Step 3: Generate your first PDF file
At this point, you have an ugly .tex file. To generate a nice PDF from it, you have to compile it:
pdflatex hello.tex
If the operation is successful, you will see something similar with my output:
This is pdfTeX, Version 3.14159265-2.6-1.40.20 (TeX Live 2019/Debian) (preloaded format=pdflatex)
restricted \write18 enabled.
entering extended mode
(./hello.tex
LaTeX2e <2020-02-02> patch level 2
L3 programming layer <2020-02-14>
(/usr/share/texlive/texmf-dist/tex/latex/base/article.cls
Document Class: article 2019/12/20 v1.4l Standard LaTeX document class
(/usr/share/texlive/texmf-dist/tex/latex/base/size12.clo))

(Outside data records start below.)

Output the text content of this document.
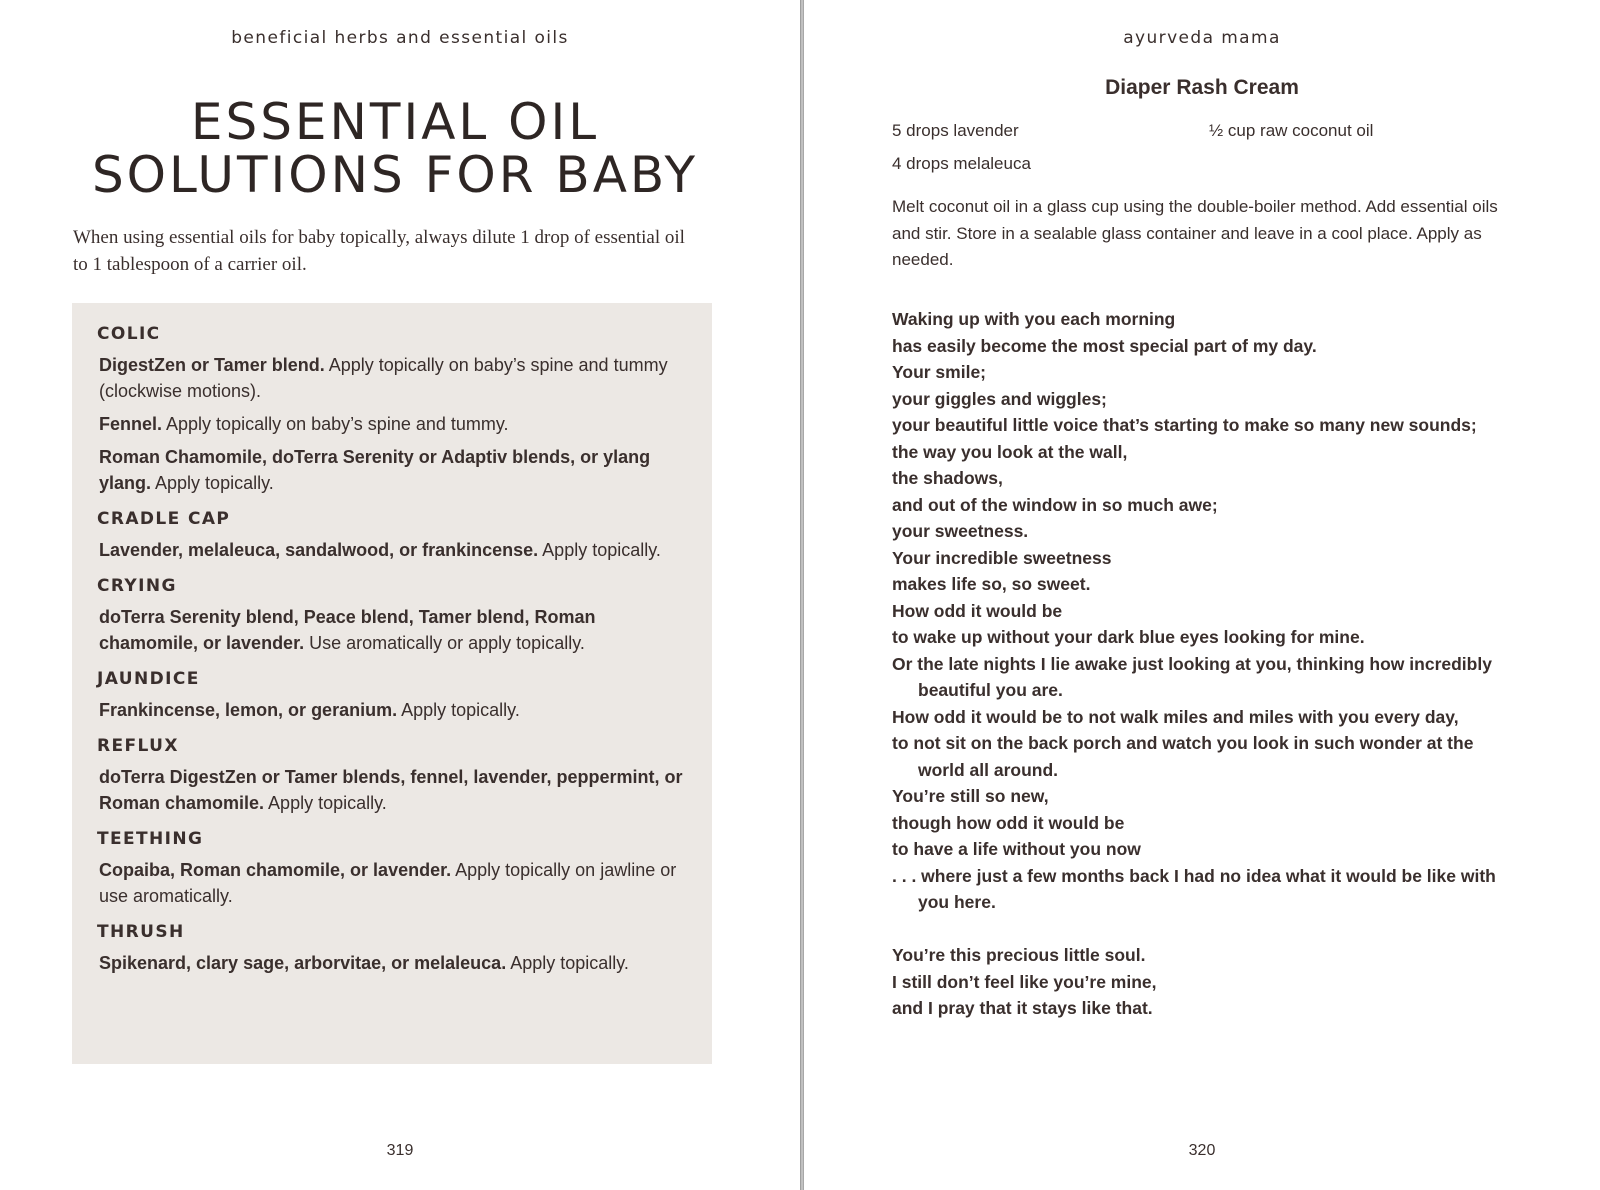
beneficial herbs and essential oils
ESSENTIAL OIL
SOLUTIONS FOR BABY

When using essential oils for baby topically, always dilute 1 drop of essential oil to 1 tablespoon of a carrier oil.

COLIC

DigestZen or Tamer blend. Apply topically on baby’s spine and tummy (clockwise motions).

Fennel. Apply topically on baby’s spine and tummy.

Roman Chamomile, doTerra Serenity or Adaptiv blends, or ylang ylang. Apply topically.

CRADLE CAP

Lavender, melaleuca, sandalwood, or frankincense. Apply topically.

CRYING

doTerra Serenity blend, Peace blend, Tamer blend, Roman chamomile, or lavender. Use aromatically or apply topically.

JAUNDICE

Frankincense, lemon, or geranium. Apply topically.

REFLUX

doTerra DigestZen or Tamer blends, fennel, lavender, peppermint, or Roman chamomile. Apply topically.

TEETHING

Copaiba, Roman chamomile, or lavender. Apply topically on jawline or use aromatically.

THRUSH

Spikenard, clary sage, arborvitae, or melaleuca. Apply topically.

319
ayurveda mama
Diaper Rash Cream
5 drops lavender	½ cup raw coconut oil
4 drops melaleuca

Melt coconut oil in a glass cup using the double-boiler method. Add essential oils and stir. Store in a sealable glass container and leave in a cool place. Apply as needed.

Waking up with you each morning
has easily become the most special part of my day.
Your smile;
your giggles and wiggles;
your beautiful little voice that’s starting to make so many new sounds;
the way you look at the wall,
the shadows,
and out of the window in so much awe;
your sweetness.
Your incredible sweetness
makes life so, so sweet.
How odd it would be
to wake up without your dark blue eyes looking for mine.
Or the late nights I lie awake just looking at you, thinking how incredibly beautiful you are.
How odd it would be to not walk miles and miles with you every day,
to not sit on the back porch and watch you look in such wonder at the world all around.
You’re still so new,
though how odd it would be
to have a life without you now
. . . where just a few months back I had no idea what it would be like with you here.
You’re this precious little soul.
I still don’t feel like you’re mine,
and I pray that it stays like that.
320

(/usr/share/texlive/texmf-dist/tex/latex/l3backend/l3backend-pdfmode.def)
No file hello.aux.
[1{/var/lib/texmf/fonts/map/pdftex/updmap/pdftex.map}] (./hello.aux) )</usr/sha
re/texlive/texmf-dist/fonts/type1/public/amsfonts/cm/cmmi12.pfb></usr/share/tex
live/texmf-dist/fonts/type1/public/amsfonts/cm/cmr12.pfb>
Output written on hello.pdf (1 page, 19578 bytes).
Transcript written on hello.log.
The output is written on hello.pdf. You can take a look over it! Good luck!